Sign in or start a free trial to avail of this feature.
3. Box Plots
Box plots are a great alternative to bar charts because they show both the average and each individual data point. As a result, you can see how data is distributed within a column or row.
To explore more Kubicle data literacy subjects, please refer to our full library.
Why use box plots
- Offer much more granularity than aggregated calculations, such as: average
- Help you to understand the distribution of data and impact of outliers on aggregates
- Provide you with additional metrics such as whiskers and hinges
Box plot components
- Median: The middle value in a data set
- Hinges: Distance between the hinges represent the middle 50% of data points
- Whiskers: Distance between the whiskers represent the middle 75% of data points
- Hinges and whiskers can be adjusted to your own measurements if you wish
Box plots are one of the most underrated visualizations in the business and should be used much more often by analysts. I feel the reason they are not more popular, is because box plots require a small amount of statistical knowledge to interpret the charts correctly.
The problem that box plots solve, relate to the aggregation of data.
Let's begin by asking a simple question. When do we use box plots? You should consider using a box plot whenever you're plotting the average or median of a particular data column.
In the example shown on screen, I have the average amount bills to a client for three different fee earners. So for the time period in question, we know that Gary Krug build 1,766 per client, Alexander Blake, 1,867 and Caitir Davison the most on 2,039. As valuable as this chart is, we are missing a huge amount of additional information. For example, how many clients does each fee earner have? Do they have a small number or very large fee earners? Or, are all their clients typically around the same size? These questions can be answered by the equivalent box plot while maintaining the average figure that we've graphed here.
Box plots basically enable you to see the distribution of each customer from smallest to largest and on the X axis, I have the fees per client included.
When you hover over a box plot, you're given five different values, two whiskers, two hinges and median.
You're also given each dot, representing an individual or a customer, ranging from the smallest all the way up to over 10,000, for the following six customers.
When you hover over the box plot, the median value represents the middle client for Alexander Blake if you lined up all the clients and sorted from largest to smallest and this median value is $535.
The hinges are $199 and $993 and they represent the range of the middle 50% of customers and are represented by either side of the box.
This box is also referred to as the interquartile range. The interquartile range is a measure of variability within a data set while excluding outliers. A higher interquartile range indicates a bigger difference in size between clients. And as you can see in this example, Caitir and Gary's clients have a much wider difference while Alexander's clients are much more likely to be the same size once you remove his outliers.

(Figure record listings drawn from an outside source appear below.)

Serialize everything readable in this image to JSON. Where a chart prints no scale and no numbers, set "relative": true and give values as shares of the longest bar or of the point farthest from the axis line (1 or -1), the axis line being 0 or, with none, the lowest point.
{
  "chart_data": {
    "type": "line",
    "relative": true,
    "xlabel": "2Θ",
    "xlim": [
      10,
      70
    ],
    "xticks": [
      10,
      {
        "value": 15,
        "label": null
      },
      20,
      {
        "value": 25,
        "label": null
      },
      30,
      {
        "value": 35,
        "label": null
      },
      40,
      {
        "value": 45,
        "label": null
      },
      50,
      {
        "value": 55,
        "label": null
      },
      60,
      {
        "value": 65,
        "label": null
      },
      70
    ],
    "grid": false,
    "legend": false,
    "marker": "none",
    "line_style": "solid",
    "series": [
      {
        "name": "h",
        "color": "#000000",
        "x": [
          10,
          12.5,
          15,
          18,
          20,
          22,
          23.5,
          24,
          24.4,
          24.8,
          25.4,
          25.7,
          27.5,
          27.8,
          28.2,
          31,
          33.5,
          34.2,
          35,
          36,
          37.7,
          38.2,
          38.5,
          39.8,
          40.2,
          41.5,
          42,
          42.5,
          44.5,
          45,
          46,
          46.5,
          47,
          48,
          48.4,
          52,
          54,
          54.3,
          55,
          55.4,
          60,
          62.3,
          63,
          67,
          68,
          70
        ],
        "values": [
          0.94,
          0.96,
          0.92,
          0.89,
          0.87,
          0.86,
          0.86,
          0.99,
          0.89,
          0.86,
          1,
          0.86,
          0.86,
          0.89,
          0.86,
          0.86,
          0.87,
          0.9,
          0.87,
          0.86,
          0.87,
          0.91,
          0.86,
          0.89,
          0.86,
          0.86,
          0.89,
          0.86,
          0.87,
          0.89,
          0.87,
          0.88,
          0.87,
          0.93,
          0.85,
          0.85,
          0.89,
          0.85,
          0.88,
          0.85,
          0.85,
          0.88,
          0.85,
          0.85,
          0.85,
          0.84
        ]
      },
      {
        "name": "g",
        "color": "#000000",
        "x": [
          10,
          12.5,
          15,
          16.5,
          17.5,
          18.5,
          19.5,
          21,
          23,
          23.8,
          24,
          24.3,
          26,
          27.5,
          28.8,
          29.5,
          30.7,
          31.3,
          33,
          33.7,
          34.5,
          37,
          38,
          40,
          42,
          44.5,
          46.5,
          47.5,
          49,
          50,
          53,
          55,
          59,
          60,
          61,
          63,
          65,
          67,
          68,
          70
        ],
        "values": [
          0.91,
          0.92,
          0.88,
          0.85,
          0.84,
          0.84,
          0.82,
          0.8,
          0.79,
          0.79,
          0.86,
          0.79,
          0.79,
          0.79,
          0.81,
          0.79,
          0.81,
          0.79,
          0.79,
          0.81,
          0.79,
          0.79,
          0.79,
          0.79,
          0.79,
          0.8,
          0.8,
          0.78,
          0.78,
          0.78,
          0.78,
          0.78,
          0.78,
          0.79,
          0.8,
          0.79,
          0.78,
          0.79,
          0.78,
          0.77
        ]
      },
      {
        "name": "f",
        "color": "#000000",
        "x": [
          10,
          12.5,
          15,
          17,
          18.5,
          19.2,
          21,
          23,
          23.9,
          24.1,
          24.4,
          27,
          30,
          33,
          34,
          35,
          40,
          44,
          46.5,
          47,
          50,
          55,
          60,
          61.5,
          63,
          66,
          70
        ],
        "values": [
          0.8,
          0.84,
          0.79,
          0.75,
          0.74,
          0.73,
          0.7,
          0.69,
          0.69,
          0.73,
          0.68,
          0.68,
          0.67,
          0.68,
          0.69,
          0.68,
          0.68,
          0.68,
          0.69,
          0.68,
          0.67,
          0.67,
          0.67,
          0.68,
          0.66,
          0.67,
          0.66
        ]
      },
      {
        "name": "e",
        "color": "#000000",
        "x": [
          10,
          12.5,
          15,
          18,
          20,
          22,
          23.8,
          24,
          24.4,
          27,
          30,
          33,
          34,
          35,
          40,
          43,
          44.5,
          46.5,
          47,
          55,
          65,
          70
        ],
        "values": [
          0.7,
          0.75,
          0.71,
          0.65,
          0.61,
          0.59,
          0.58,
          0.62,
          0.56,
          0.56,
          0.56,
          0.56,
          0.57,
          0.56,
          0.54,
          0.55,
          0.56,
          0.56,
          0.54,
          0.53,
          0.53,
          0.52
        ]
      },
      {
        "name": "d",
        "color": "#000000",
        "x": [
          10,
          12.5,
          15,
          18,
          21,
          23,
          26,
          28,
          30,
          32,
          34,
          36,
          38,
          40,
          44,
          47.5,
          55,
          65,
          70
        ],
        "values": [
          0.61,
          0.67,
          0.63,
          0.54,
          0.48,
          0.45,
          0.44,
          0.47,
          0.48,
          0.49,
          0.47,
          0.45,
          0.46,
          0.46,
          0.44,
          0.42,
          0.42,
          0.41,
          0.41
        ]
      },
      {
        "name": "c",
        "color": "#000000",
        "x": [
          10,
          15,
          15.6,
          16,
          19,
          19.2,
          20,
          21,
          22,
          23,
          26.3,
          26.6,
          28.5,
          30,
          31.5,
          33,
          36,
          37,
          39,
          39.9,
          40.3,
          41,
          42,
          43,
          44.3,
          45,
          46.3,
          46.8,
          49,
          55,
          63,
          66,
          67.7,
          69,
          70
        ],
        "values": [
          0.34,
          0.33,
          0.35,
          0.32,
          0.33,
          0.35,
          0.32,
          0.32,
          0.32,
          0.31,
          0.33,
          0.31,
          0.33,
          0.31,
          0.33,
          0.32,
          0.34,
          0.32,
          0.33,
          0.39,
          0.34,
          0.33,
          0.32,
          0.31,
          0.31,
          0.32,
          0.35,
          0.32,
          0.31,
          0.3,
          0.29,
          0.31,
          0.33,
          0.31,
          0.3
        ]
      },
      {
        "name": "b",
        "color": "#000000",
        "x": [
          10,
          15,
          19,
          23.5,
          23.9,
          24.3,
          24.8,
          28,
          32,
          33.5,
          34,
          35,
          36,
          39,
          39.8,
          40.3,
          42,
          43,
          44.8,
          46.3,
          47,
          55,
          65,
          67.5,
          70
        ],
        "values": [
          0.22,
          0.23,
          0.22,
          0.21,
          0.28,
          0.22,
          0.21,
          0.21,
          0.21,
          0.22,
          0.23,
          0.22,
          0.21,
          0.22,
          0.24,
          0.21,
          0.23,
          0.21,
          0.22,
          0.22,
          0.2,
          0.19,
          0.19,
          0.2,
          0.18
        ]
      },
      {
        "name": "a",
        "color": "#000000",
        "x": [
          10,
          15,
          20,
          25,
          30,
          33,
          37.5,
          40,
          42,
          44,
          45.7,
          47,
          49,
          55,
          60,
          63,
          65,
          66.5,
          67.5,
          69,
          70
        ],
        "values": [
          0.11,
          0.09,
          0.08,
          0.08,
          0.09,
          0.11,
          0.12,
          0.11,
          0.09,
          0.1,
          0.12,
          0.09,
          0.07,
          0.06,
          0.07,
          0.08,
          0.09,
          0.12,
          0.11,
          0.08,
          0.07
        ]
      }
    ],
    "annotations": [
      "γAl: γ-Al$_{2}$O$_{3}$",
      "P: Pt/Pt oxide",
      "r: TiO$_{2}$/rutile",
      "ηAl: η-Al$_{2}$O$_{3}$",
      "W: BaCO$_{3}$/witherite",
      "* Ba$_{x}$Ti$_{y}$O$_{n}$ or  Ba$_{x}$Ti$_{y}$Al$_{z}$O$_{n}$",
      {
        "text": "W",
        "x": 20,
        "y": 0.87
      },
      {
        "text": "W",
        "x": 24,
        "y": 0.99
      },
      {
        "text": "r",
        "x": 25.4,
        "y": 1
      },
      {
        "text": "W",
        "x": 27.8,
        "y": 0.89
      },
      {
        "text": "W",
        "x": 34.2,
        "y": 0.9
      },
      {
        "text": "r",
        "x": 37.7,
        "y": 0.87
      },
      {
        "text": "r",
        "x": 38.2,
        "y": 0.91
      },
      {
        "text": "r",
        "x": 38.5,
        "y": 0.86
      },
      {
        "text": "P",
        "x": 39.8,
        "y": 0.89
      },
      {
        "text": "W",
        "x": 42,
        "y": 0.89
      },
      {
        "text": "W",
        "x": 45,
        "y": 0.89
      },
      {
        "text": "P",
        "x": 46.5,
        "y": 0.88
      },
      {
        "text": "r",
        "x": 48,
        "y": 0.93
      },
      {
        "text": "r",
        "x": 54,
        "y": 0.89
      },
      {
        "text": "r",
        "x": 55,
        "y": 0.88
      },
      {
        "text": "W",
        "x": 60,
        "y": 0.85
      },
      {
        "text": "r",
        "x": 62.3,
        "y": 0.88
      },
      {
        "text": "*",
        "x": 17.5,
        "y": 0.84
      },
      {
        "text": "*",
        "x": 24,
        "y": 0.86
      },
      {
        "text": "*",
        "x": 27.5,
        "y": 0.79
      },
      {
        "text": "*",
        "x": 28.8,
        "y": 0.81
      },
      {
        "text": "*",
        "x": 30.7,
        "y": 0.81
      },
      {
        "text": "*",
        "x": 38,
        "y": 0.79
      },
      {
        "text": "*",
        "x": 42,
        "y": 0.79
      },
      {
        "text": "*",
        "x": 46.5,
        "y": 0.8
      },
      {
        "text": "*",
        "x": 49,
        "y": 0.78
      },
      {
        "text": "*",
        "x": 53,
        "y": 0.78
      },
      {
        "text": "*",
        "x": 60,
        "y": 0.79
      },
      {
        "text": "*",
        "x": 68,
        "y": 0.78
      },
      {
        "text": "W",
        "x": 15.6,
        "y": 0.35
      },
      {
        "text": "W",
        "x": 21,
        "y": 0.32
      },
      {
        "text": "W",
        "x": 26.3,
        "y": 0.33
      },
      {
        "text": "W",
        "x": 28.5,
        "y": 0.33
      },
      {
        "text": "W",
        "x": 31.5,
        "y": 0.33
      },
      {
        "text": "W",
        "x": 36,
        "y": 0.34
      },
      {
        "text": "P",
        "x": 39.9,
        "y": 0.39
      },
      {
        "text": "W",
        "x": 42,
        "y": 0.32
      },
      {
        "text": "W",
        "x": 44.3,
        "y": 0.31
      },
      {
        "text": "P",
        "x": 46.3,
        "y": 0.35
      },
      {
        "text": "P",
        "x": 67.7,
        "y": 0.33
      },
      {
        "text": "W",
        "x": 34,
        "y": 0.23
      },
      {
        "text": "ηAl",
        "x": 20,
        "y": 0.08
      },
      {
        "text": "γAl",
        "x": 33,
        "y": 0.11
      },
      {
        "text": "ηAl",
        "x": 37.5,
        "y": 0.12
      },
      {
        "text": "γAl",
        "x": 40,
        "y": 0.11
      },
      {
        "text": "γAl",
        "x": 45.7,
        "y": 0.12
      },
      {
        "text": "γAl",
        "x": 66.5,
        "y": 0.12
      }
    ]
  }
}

The whiskers represent 1.5 times the size of the interquartile range which is the middle 75% of customers. So for Alexander Blake, you can see that the average value falls outside the middle of 75% of customers.

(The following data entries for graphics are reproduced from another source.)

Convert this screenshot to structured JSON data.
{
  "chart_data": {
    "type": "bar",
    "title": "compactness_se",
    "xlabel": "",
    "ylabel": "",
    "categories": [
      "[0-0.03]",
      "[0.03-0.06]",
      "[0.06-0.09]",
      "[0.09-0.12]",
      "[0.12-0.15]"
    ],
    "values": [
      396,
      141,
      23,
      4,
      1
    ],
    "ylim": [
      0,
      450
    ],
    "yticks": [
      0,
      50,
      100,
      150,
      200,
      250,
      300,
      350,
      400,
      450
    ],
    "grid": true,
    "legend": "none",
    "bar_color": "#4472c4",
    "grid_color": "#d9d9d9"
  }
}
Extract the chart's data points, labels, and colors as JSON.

And the reason is because Alexander has a small number of very large clients that are pushing the average way up beyond the median. In contrast, the two remaining fee earners, have a smaller number of very large clients and as a result, the average values lie within the interquartile range.
If we only plotted the average value per client for these three fee earners, we would be missing out on all of this additional insight that box plots provide.
So how do we build box plots? Well, thankfully, they're pretty easy. Let's start by taking the fee earner, putting the fee earner in a row.
And next, I'll take value and place value in the columns.
Now I want to split the value by client which I place under details.
And then I'll go to the show me options and select the box plot.
To make this easier to read, I'm going to flip the axes, swapping the rows and columns and now I need to apply a filter. So, I'll drag fee earner into filters, I'll select none and then pick my three.
And as you can see, I now have my visualization.
If I place this sheet on a dashboard, this looks pretty good, however, the dots are still much too small. To make them bigger, I go to size on the marks card and drag to the right.
Let's see how this looks.
That looks much better. I could make them a little bigger. So let's return and go one or two more notches.
And now in my dashboard, I have the box plot complete.
If I want to add in average lines, let's return to the sheet, go to analytics.
I'm will add average line, which can be trucked onto the chart.
I'll change the average line option and make sure that's selected as per cell because when it's selected to per cell, it'll calculate the average for each individual fee earner.
When I now return to my dashboard, you can see the average line is in position.
When you have box plots like this, it's very easy to create some nice scenario analysis. For example, what would be the impact on my average fees per client if I remove the biggest client for the three fee earners, bearing in mind that the average ranges between just over 2000 and about 1,776? So let's remove the biggest clients for each one.
So I'll hit exclude, exclude, and one more time.
And as you can see, all the averages drop. Now Alexander Blake is 1,551, Caitir is 1,441 and Gary Krug is 1,571.
The next time you're asked to create a chart that shows the average fees per client or some other similar metric, try and convince your manager to use a box plot instead so you can get a much more insightful visualization for your analysis.